Gebleken is dat terugkijken in de geschiedenis niet aantrekkelijk was voor degenen die de militaire rampen in Afghanistan, het Midden-Oosten en Noord-Afrika hebben voorgezeten. Als GW Bush op de hoogte was van de nederlagen van het koloniale Groot-Brittannië in Afghanistan, zou hij zijn invasie opnieuw hebben kunnen overwegen die militair zinloos was en resulteerde in een verdeeld, door geweld geteisterd, door drugs besmet, corrupt land dat nu onbestuurbaar is.
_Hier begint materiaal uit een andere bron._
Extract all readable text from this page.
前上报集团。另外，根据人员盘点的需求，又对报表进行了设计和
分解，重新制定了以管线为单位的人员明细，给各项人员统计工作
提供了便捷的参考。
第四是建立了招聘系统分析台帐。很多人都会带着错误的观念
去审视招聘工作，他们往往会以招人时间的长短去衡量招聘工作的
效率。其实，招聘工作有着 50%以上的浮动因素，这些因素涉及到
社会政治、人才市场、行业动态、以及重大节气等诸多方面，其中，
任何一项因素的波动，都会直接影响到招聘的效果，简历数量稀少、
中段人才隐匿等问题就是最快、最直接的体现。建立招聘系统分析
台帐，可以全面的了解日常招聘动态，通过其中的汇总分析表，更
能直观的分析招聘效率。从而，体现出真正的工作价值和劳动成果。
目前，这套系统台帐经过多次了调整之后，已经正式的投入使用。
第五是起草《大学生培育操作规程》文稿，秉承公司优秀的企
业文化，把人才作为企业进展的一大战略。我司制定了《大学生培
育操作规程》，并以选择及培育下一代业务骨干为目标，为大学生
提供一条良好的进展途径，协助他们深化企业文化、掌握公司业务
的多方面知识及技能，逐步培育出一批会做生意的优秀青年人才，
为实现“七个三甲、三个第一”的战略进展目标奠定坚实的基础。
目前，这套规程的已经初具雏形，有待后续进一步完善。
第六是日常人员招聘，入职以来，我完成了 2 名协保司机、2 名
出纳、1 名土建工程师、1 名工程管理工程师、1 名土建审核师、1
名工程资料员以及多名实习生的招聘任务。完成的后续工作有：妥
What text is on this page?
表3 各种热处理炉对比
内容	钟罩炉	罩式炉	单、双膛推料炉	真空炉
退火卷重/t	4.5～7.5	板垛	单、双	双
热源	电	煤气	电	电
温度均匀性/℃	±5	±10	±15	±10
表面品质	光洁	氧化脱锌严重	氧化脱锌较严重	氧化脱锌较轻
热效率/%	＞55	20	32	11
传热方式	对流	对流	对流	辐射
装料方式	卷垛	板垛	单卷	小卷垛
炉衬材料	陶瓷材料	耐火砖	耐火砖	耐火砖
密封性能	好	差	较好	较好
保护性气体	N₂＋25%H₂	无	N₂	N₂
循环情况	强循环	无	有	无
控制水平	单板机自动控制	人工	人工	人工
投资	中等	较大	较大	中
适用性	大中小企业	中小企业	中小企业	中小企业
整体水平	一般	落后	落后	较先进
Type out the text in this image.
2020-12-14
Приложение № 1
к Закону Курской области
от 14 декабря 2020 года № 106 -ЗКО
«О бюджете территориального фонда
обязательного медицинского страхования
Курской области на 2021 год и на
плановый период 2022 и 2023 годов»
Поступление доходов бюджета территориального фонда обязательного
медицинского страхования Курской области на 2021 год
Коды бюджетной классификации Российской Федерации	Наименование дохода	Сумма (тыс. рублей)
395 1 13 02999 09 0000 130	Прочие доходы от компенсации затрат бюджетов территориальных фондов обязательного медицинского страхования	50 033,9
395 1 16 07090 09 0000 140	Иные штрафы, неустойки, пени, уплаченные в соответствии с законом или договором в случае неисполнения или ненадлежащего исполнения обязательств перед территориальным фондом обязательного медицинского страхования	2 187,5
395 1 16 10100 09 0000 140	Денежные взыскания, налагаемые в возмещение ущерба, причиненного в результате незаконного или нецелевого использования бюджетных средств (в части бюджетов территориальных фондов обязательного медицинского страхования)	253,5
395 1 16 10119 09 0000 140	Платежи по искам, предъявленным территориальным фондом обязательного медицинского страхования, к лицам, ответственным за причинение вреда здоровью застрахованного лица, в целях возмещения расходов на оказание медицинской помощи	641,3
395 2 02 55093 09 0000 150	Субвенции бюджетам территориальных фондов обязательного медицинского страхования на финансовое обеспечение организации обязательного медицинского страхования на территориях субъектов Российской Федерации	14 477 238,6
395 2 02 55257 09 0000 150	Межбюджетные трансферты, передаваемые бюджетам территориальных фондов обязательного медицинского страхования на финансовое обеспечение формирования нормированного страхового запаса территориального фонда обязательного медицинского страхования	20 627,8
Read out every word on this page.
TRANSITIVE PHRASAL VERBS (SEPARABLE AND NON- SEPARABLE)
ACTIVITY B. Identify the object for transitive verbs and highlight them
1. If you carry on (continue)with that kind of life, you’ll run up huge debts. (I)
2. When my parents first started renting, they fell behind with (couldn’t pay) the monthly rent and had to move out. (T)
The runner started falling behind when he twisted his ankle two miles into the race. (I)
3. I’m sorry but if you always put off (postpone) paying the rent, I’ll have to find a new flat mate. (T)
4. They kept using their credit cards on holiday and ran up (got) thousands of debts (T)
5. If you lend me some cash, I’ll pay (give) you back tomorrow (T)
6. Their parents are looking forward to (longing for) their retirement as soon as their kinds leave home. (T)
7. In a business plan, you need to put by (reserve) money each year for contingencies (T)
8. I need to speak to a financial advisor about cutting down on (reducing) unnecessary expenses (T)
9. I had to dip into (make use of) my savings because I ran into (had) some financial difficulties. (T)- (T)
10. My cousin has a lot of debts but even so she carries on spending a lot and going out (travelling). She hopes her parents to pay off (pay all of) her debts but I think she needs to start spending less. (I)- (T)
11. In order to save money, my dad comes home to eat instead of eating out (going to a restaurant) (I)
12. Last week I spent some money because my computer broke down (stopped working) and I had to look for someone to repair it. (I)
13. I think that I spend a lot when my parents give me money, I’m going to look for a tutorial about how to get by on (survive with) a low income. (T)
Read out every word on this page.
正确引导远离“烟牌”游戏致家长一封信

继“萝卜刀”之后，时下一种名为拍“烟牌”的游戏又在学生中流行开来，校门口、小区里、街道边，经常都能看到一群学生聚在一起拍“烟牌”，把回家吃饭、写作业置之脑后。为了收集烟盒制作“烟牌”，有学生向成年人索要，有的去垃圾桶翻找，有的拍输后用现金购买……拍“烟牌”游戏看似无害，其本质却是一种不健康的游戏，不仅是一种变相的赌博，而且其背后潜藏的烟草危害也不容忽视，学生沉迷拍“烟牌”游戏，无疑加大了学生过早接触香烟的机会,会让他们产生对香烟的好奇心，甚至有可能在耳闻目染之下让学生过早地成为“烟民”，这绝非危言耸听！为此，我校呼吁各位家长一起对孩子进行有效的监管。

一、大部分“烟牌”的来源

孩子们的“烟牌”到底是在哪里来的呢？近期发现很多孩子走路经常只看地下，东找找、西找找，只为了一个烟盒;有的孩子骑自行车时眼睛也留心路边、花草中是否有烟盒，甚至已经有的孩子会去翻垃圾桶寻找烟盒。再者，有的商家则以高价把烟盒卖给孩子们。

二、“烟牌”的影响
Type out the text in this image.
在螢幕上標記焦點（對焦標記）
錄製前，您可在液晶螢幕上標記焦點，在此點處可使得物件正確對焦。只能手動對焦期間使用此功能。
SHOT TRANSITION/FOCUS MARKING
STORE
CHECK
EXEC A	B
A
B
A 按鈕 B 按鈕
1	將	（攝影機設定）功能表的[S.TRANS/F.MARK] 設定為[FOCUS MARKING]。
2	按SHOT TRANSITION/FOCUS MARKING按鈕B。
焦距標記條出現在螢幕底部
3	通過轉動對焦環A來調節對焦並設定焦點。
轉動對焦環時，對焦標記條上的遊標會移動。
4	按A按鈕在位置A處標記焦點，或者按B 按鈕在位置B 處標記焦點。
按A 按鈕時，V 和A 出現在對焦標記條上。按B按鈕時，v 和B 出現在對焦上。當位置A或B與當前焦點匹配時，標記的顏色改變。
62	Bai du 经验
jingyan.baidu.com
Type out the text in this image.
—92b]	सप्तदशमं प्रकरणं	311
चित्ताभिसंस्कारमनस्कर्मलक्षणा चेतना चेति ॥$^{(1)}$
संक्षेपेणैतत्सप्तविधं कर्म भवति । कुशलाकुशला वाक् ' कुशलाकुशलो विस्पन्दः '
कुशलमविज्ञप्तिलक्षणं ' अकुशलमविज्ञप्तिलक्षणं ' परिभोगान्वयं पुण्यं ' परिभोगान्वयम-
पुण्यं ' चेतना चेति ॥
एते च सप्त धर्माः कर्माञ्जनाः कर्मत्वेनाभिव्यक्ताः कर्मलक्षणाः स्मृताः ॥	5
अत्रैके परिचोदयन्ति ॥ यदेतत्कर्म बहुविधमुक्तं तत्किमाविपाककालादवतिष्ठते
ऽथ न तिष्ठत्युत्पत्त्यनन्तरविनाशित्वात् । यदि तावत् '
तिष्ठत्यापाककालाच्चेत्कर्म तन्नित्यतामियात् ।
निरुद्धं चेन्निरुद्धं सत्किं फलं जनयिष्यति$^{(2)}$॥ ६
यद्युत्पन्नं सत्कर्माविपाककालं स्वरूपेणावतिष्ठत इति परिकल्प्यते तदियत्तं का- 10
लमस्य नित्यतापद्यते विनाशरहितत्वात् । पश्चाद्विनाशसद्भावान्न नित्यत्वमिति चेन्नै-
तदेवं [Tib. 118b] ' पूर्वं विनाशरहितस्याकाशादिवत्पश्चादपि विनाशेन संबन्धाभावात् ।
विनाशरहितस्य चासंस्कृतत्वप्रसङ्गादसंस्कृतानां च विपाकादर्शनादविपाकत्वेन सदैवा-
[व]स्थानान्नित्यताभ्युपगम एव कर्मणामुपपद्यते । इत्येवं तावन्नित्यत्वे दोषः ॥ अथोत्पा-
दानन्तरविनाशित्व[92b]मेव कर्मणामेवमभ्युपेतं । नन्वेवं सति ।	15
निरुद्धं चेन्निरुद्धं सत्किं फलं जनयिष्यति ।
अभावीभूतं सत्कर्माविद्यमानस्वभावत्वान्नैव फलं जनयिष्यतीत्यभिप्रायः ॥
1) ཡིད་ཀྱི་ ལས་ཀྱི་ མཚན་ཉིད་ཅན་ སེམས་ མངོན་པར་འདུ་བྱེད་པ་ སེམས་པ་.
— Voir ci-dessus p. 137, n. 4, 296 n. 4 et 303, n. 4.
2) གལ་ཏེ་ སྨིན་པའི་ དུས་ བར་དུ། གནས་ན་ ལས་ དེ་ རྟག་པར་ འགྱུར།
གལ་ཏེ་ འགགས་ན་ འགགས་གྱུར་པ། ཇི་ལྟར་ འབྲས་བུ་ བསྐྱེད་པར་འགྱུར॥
En net voor de rampzalige invasie van Irak in 2003 dacht de historicus Charles Tripp nain de jaren 1914-21 ’toen Groot-Brittannië de drie Ottomaanse provincies Basra, Bagdad en Mosul veroverde en ze in de nieuwe staat Irak las. Het feit dat er echo’s zijn van het huidige en mogelijke toekomstige scenario’s in Irak heeft minder te maken met een onherleidbare essentie uit de Iraakse geschiedenis dan met de logica van imperiale macht. “
De keizerlijke macht wordt al geruime tijd door de Verenigde Staten uitgeoefend en het is moeilijk te concluderen dat iemand heeft geprofiteerd van zijn oorlogen. De VN merkt bijvoorbeeld op dat er 70 miljoen ontheemden zijn – meer dan ooit tevoren in de wereldgeschiedenis. Maar verder gaat het huiveringwekkende drama, waarbij de laatste gepubliceerde slachtoffers de Koerden in Noord-Syrië zijn, een door de VS gecreëerde puinhoop die voor zover mogelijk wordt opgelost na een overeenkomst tussen presidenten Erdogan en Poetin.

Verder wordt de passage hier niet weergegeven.